47 While he was still speaking, Judas came, one of the twelve, and with him a great crowd with swords and clubs, from the chief priests and the elders of the people. 48 Now the betrayer had given them a sign, saying, "The one I shall kiss is the man; seize him." 49 And he came up to Jesus at once and said, "Hail, Master!" And he kissed him. 50 Jesus said to him, "Friend, why are you here?" Then they came up and laid hands on Jesus and seized him. 51 And behold, one of those who were with Jesus stretched out his hand and drew his sword, and struck the slave of the high priest, and cut off his ear. 52 Then Jesus said to him, "Put your sword back into its place; for all who take the sword will perish by the sword. 53 Do you think that I cannot appeal to my Father, and he will at once send me more than twelve legions of angels? 54 But how then should the scriptures be fulfilled, that it must be so?" 55 At that hour Jesus said to the crowds, "Have you come out as against a robber, with swords and clubs to capture me? Day after day I sat in the temple teaching, and you did not seize me. 56 But all this has taken place, that the scriptures of the prophets might be fulfilled." Then all the disciples forsook him and fled.

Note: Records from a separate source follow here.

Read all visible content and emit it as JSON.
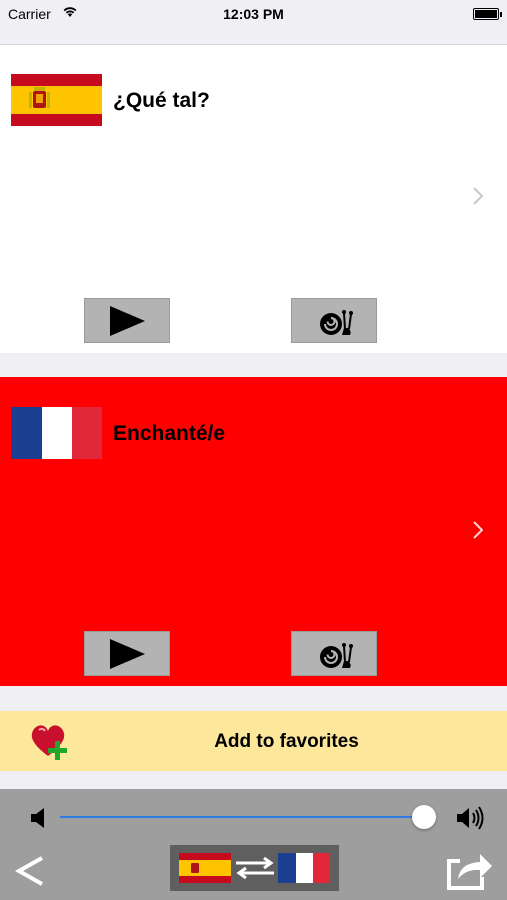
{
  "status_bar": {
    "carrier": "Carrier",
    "time": "12:03 PM",
    "icons": [
      "wifi-icon",
      "battery-icon"
    ]
  },
  "source_card": {
    "flag": "spain-flag",
    "phrase": "¿Qué tal?",
    "background": "#ffffff"
  },
  "target_card": {
    "flag": "france-flag",
    "phrase": "Enchanté/e",
    "background": "#ff0000"
  },
  "buttons": {
    "play_icon": "play-icon",
    "slow_icon": "snail-icon",
    "chevron_icon": "chevron-right-icon"
  },
  "favorites": {
    "label": "Add to favorites",
    "icon": "heart-plus-icon",
    "background": "#fce79b"
  },
  "toolbar": {
    "volume": 0.95,
    "back_icon": "back-chevron-icon",
    "swap_icon": "swap-languages-icon",
    "share_icon": "share-icon",
    "slider_color": "#2f7de1"
  }
}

Meditation: Do you know the pain of rejection? The greatest pain and injury comes not from our enemies but from those closest to us. Psalm 55 foretells the suffering of rejection which God's anointed King and Messiah would endure for our sake: "It is not an enemy who taunts me-- then I could bear it; it is not an adversary who deals insolently with me-- then I could hide from him But it is you, my equal, my companion, my familiar friend. We used to hold sweet converse together; within God's house we walked in fellowship" (Psalm 55:12-14). In the ancient world a kiss was a sign of intimate friendship and trust. Judas' betrayal with a kiss shows the hypocrisy of his love and trust. This is literally a "kiss of death" not only because it leads to Jesus' death but is also a sign of the death of one who lost all hope and abandoned God. In betraying Jesus Judas rejected the one and only hope for freedom from sin and condemnation and the hope of reconciliation and restoration to friendship with God. Jesus met rejection not with bitterness or resentment, but with love and pity. God will never stop loving us no matter how far we stray from him or abandon hope. When you encounter injury and rejection from others, how do you respond? With merciful love and a forgiving heart or with bitterness and revenge?

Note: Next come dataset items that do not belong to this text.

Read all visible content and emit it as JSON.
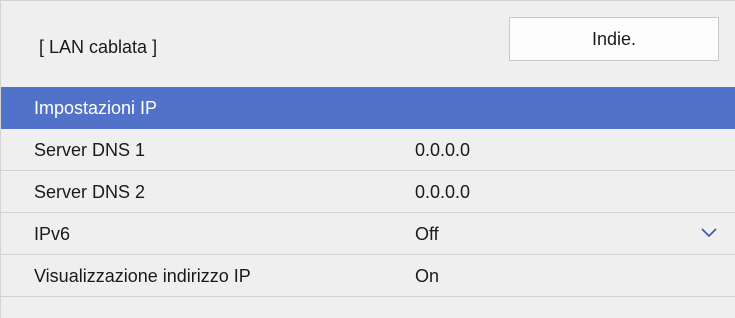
{
  "header": {
    "title": "[ LAN cablata ]",
    "back_label": "Indie."
  },
  "menu": {
    "items": [
      {
        "label": "Impostazioni IP",
        "value": "",
        "selected": true
      },
      {
        "label": "Server DNS 1",
        "value": "0.0.0.0"
      },
      {
        "label": "Server DNS 2",
        "value": "0.0.0.0"
      },
      {
        "label": "IPv6",
        "value": "Off",
        "icon": "chevron-down-icon"
      },
      {
        "label": "Visualizzazione indirizzo IP",
        "value": "On"
      }
    ]
  },
  "colors": {
    "selection": "#5272c9",
    "panel_background": "#efefef"
  }
}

Jesus met his betrayal and arrest with serenity and with confident trust in his Father. He knew that this was Satan's hour of darkness but God's light and truth would prevail in the end. How did the other apostles meet this trial? They were unprepared even though Jesus has warned them about his betrayal. And they had forgotten God for the moment. Their will was to resist force with force rather than peaceably submit to God's will. Jesus never failed to show mercy and compassion even to his enemies. Luke tells us that Jesus "touched" the severed ear and healed the high priest's slave who had been struck by one of Jesus' own disciples (Luke 22:51). When adversity strikes how do you respond? With fear and panic or with confident hope and trust in God?
"Lord, only you can save us from the blindness of sin and despair. May
your light dispel the darkness of our lives and give us hope and joy.
Fill our hearts with mercy and compassion that we may bring hope to those
who have no hope and show them the light of Christ."